Playful yet serious vibes arise in the glisteningly FX-laden beats and relentless arpeggios of 'Keroro Dub', inspired by Keroro Gunso, the least perhaps "atmospheric" of the tracks. It's almost in direct opposition to Japan-only track 'Tales Of Moonlight And Rain', whose hip hop tilted beat harbours videogame sounds, clusters of invading glitch, and a final third that glows feel-good with electronic watery burblings and gurglings and warm synth chords like the sun peeking out just before rain finishes. Likewise 'OG San' (a pun on the Japanese for uncle, 'ojisan') commands its fair share of atmosphere, feeling like a dim and nowhere house with all its domestic noises of fridge hummings, distant TV sounds, contented breathing replicated by insectoid percussion, warm synth and snippets of tiny piano.

This comes after the pair of tracks, 'Ohayo' ('good morning') and 'Oyasumi' ('goodnight') – the first opens up with warmly stumbling successions of spherical tones, echoing a clumsy body and slow state of mind in the morning; the second is more structured, running on an insomniacally ticking beat, and restlessly reverbing marimba, a vocal sample nestled nonchalantly in there, breezy squelch synth following the marimba all the way to the chaotic ending. Given its busier setting, it's as if Kidkanevil (who gives his location as "Tokyorkshire") is trying to say it's more exciting being a night owl than an early bird.

'Earth to G San' is the first of a few collaborations on My Little Ghost, working on this classically glitchy track with Tetsuya Hikita to produce rippling arpeggios (that put me in mind of the Final Fantasy VII prelude) over scratching hiss snare and random noises. Next up, the organic-meets-synthetic bustle of 'Inakunaru' co-stars experimental hip hop producer Phasma, and is a shapeshifting song, changing form and tack a few times as it goes on. The ever-welcome singer/songmaker Cuushe appears, twice, once in arguably the album's strongest song, 'Butterfly/Satellite' – which, also featuring the beatmaking prowess of London's submerse, shows off the breathy richness of Cuushe's vocals and provides an addictively synthetic juke rhythm to bop along to; later on, Cuushe lends her composition skills to the glockespielic, music-box-like, touching toybox sounds of 'All Is Not Lost' – the direct antithesis to starter track 'All Is Lost'. Glitched-out beats underpin plumes of bass and organesque synth, melodic percussion flitting in the air alongside bleeps and buzzings, gloriously and fluidly transitional from start to finish. Whereas 'All Is Lost' is a drizzly, despair-filled morning, 'All Is Not Lost' is a golden afternoon with promise of more to come.
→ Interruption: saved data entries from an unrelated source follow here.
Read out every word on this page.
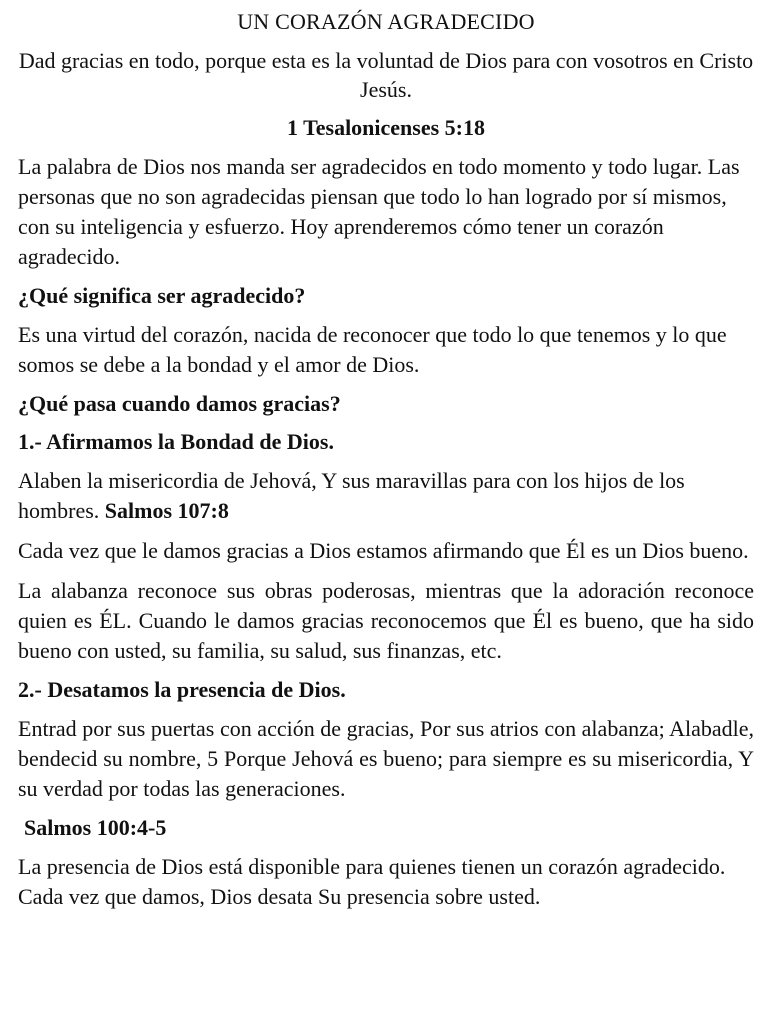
UN CORAZÓN AGRADECIDO
Dad gracias en todo, porque esta es la voluntad de Dios para con vosotros en Cristo Jesús.
1 Tesalonicenses 5:18

La palabra de Dios nos manda ser agradecidos en todo momento y todo lugar. Las personas que no son agradecidas piensan que todo lo han logrado por sí mismos, con su inteligencia y esfuerzo. Hoy aprenderemos cómo tener un corazón agradecido.

¿Qué significa ser agradecido?

Es una virtud del corazón, nacida de reconocer que todo lo que tenemos y lo que somos se debe a la bondad y el amor de Dios.

¿Qué pasa cuando damos gracias?
1.- Afirmamos la Bondad de Dios.

Alaben la misericordia de Jehová, Y sus maravillas para con los hijos de los hombres. Salmos 107:8

Cada vez que le damos gracias a Dios estamos afirmando que Él es un Dios bueno.

La alabanza reconoce sus obras poderosas, mientras que la adoración reconoce quien es ÉL. Cuando le damos gracias reconocemos que Él es bueno, que ha sido bueno con usted, su familia, su salud, sus finanzas, etc.

2.- Desatamos la presencia de Dios.

Entrad por sus puertas con acción de gracias, Por sus atrios con alabanza; Alabadle, bendecid su nombre, 5 Porque Jehová es bueno; para siempre es su misericordia, Y su verdad por todas las generaciones.

Salmos 100:4-5

La presencia de Dios está disponible para quienes tienen un corazón agradecido. Cada vez que damos, Dios desata Su presencia sobre usted.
Also lending her talents to 'All Is Not Lost' is Cokiyu, who also features on 'Tomie' (named after the manga of the same name, maybe) – her ghostly voice adds a phantomesque quality to what is possibly the most minimalist track on the album. Its transition from worrisome breezes and xylophonic platitudes to a second half of plaintive singing and simplistic melody alongside disturbed white noise panning from ear to ear is not only effective but clever and beautiful too. It's a good illustrator for the album as a whole: with electronic noises and organic percussive sounds arises two feelings, one of cuteness and playfulness – with all its titular references to otaku and Japanese culture – which fades to one that's kind of a blank, directionless hope.

That's not to say it's negative, or even melancholy; My Little Ghost, in its very title, summons a more diminutive, more romantic, less threatening yet just as omnipresent and affecting version of "the black dog", a euphemism for depression. It might not be that, exactly – it could be more that a particular memory or another feeling, maybe even just curiosity, is the "little ghost" – but it's certainly a thoughtful, beautiful title for a thoughtful, beautiful set of songs. It's something to put on, leave on, listen to, walk in and out of, and lie back to.